Typically the initial offer in an unsolicited bid values a target at some lower price than the would-be buyer is willing to pay; this way the ante can be upped later. Furthermore, many analysts' valuation models put Disney at a much higher price. Credit Suisse First Boston's, for instance, values Disney by nearly 30 percent higher than where it closed Wednesday.
"Comcast is trying to steal Disney when the company is at a weak moment," said Brad Ruderman, head of the Beverly Hills, Calif.-based hedge fund Ruderman Capital Partners, who owns shares of both companies.
Much of the weakness in Disney's share price is due to the perception, merited or not, that CEO Michael Eisner has become a liability to the company. Roy Disney and Stanley Gold quit Disney's board last year over their long-running dispute with Eisner, and have called for his ouster.

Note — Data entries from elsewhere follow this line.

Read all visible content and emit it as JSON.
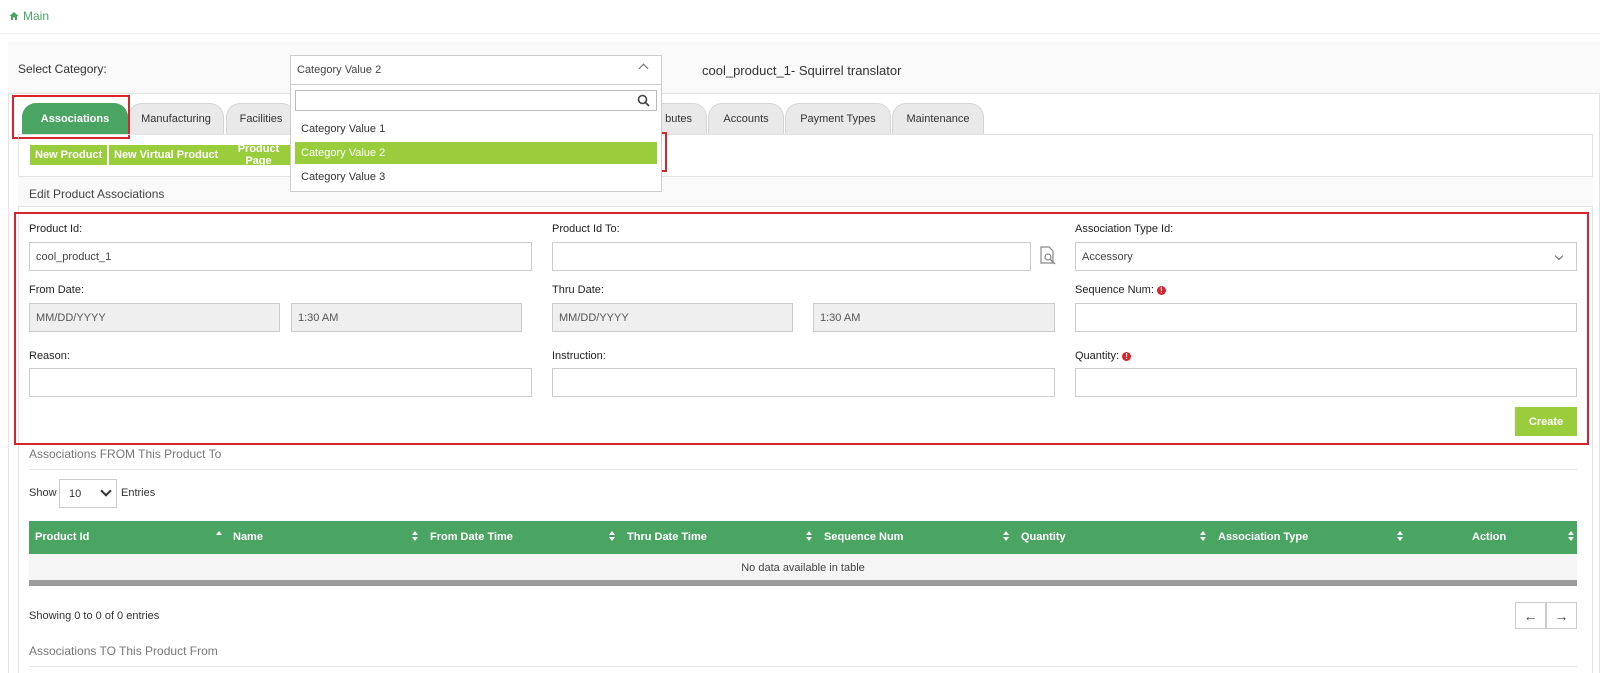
{
  "breadcrumb": {
    "home_label": "Main"
  },
  "header": {
    "select_category_label": "Select Category:",
    "category_value": "Category Value 2",
    "product_title": "cool_product_1- Squirrel translator"
  },
  "category_dropdown": {
    "search_value": "",
    "options": [
      "Category Value 1",
      "Category Value 2",
      "Category Value 3"
    ],
    "selected_index": 1
  },
  "tabs": [
    {
      "label": "Associations",
      "active": true
    },
    {
      "label": "Manufacturing"
    },
    {
      "label": "Facilities"
    },
    {
      "label": "butes"
    },
    {
      "label": "Accounts"
    },
    {
      "label": "Payment Types"
    },
    {
      "label": "Maintenance"
    }
  ],
  "toolbar": {
    "new_product": "New Product",
    "new_virtual_product": "New Virtual Product",
    "product_page": "Product Page"
  },
  "edit_section": {
    "title": "Edit Product Associations",
    "fields": {
      "product_id": {
        "label": "Product Id:",
        "value": "cool_product_1"
      },
      "product_id_to": {
        "label": "Product Id To:",
        "value": ""
      },
      "association_type_id": {
        "label": "Association Type Id:",
        "value": "Accessory"
      },
      "from_date": {
        "label": "From Date:",
        "date_placeholder": "MM/DD/YYYY",
        "time_value": "1:30 AM"
      },
      "thru_date": {
        "label": "Thru Date:",
        "date_placeholder": "MM/DD/YYYY",
        "time_value": "1:30 AM"
      },
      "sequence_num": {
        "label": "Sequence Num:",
        "value": ""
      },
      "reason": {
        "label": "Reason:",
        "value": ""
      },
      "instruction": {
        "label": "Instruction:",
        "value": ""
      },
      "quantity": {
        "label": "Quantity:",
        "value": ""
      }
    },
    "create_label": "Create"
  },
  "from_table": {
    "title": "Associations FROM This Product To",
    "show_label": "Show",
    "entries_value": "10",
    "entries_label": "Entries",
    "columns": [
      "Product Id",
      "Name",
      "From Date Time",
      "Thru Date Time",
      "Sequence Num",
      "Quantity",
      "Association Type",
      "Action"
    ],
    "empty_message": "No data available in table",
    "showing": "Showing 0 to 0 of 0 entries",
    "prev": "←",
    "next": "→"
  },
  "to_table": {
    "title": "Associations TO This Product From"
  },
  "colors": {
    "green": "#4aa562",
    "lime": "#9acd3c",
    "highlight_red": "#d9232d"
  }
}
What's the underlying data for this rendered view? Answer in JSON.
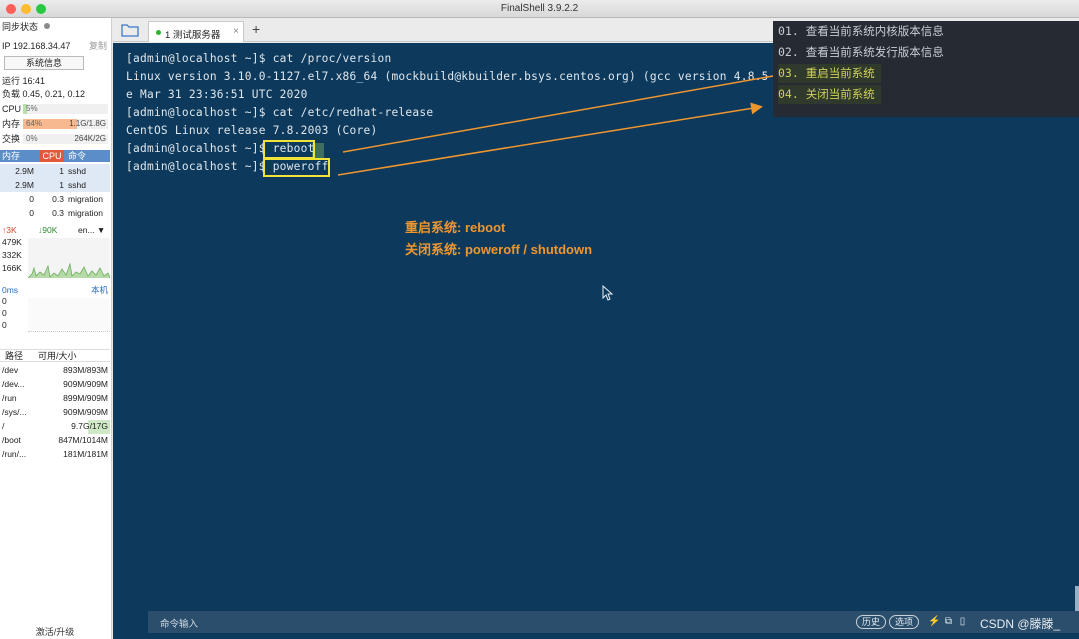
{
  "window": {
    "title": "FinalShell 3.9.2.2"
  },
  "sidebar": {
    "sync_status": "同步状态",
    "ip": "IP 192.168.34.47",
    "copy": "复制",
    "sysinfo_button": "系统信息",
    "uptime": "运行 16:41",
    "load": "负载 0.45, 0.21, 0.12",
    "cpu": {
      "label": "CPU",
      "pct": "5%",
      "value": 0.05
    },
    "mem": {
      "label": "内存",
      "pct": "64%",
      "amount": "1.1G/1.8G",
      "value": 0.64
    },
    "swap": {
      "label": "交换",
      "pct": "0%",
      "amount": "264K/2G",
      "value": 0.0
    },
    "proc_headers": [
      "内存",
      "CPU",
      "命令"
    ],
    "processes": [
      {
        "mem": "2.9M",
        "cpu": "1",
        "cmd": "sshd"
      },
      {
        "mem": "2.9M",
        "cpu": "1",
        "cmd": "sshd"
      },
      {
        "mem": "0",
        "cpu": "0.3",
        "cmd": "migration"
      },
      {
        "mem": "0",
        "cpu": "0.3",
        "cmd": "migration"
      }
    ],
    "net": {
      "up": "↑3K",
      "down": "↓90K",
      "iface": "en...",
      "levels": [
        "479K",
        "332K",
        "166K"
      ]
    },
    "ping": {
      "label": "0ms",
      "host": "本机",
      "levels": [
        "0",
        "0",
        "0"
      ]
    },
    "disk_headers": [
      "路径",
      "可用/大小"
    ],
    "disks": [
      {
        "path": "/dev",
        "size": "893M/893M"
      },
      {
        "path": "/dev...",
        "size": "909M/909M"
      },
      {
        "path": "/run",
        "size": "899M/909M"
      },
      {
        "path": "/sys/...",
        "size": "909M/909M"
      },
      {
        "path": "/",
        "size": "9.7G/17G"
      },
      {
        "path": "/boot",
        "size": "847M/1014M"
      },
      {
        "path": "/run/...",
        "size": "181M/181M"
      }
    ],
    "upgrade": "激活/升级"
  },
  "tabs": [
    {
      "label": "1 测试服务器",
      "status_color": "#2db52d"
    }
  ],
  "terminal": {
    "lines": [
      "[admin@localhost ~]$ cat /proc/version",
      "Linux version 3.10.0-1127.el7.x86_64 (mockbuild@kbuilder.bsys.centos.org) (gcc version 4.8.5 20",
      "e Mar 31 23:36:51 UTC 2020",
      "[admin@localhost ~]$ cat /etc/redhat-release",
      "CentOS Linux release 7.8.2003 (Core)",
      "[admin@localhost ~]$ reboot",
      "[admin@localhost ~]$ poweroff"
    ],
    "highlight_reboot": "reboot",
    "highlight_poweroff": "poweroff",
    "bg_color": "#0d3a5c"
  },
  "annotations": {
    "line1": "重启系统: reboot",
    "line2": "关闭系统: poweroff / shutdown",
    "color": "#f0962e"
  },
  "command_history": [
    {
      "label": "01. 查看当前系统内核版本信息",
      "highlighted": false
    },
    {
      "label": "02. 查看当前系统发行版本信息",
      "highlighted": false
    },
    {
      "label": "03. 重启当前系统",
      "highlighted": true
    },
    {
      "label": "04. 关闭当前系统",
      "highlighted": true
    }
  ],
  "command_bar": {
    "label": "命令输入",
    "history_button": "历史",
    "select_button": "选项",
    "watermark": "CSDN @滕滕_"
  }
}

In another blow, late last month Pixar pulled out of talks to extend Disney's five-picture deal to distribute Pixar films.
Because Eisner has apparently rejected Comcast's advances, it is unlikely that he would have a job at the combined company.
Eisner appears to have rallied the support of several large shareholders recently, buffering himself against the criticism levied against him and allowing him to hit back against Roy Disney and Gold. But that support might not last now. If Comcast were to withdraw its offer, Disney shares would almost certainly fall. And nothing irks shareholders more than seeing their stock decline.
To counter this, Eisner will likely look for other suitors -- ones that will offer him a role.
"Eisner is nothing if not a survivor and a political animal," said Jeff Matthews, head of the Conn.-based hedge fund Ram Partners. "He's such a control freak, he'll want to control how it plays out. So he'll start looking for a partner."
Matthews doesn't hold positions in either company, although he said he's considering taking a stake in Comcast on the view that if the merger deal doesn't work out, Comcast's share price will rise, and that if it does work out it's priced into the stock. Comcast was down nearly 10 percent in Wednesday morning trading.
If he's looking, it shouldn't be hard for Eisner to find companies that are willing to take Disney's hand.
"You have a group of irreplaceable assets that are now on the block," said Ruderman. "This is going to be a broad and ugly fight. I think Viacom will join the fray. News Corp., too. Time Warner would like to, but can't for fiscal reasons."
The crown jewel of all these assets is ESPN, whose success other companies have been unable to duplicate.
For Disney shareholders, a bidding war would be a profitable ride -- but it's essential that a deal eventually gets done. If not, Disney's price will fall and the pressure on Eisner to leave the company will intensify.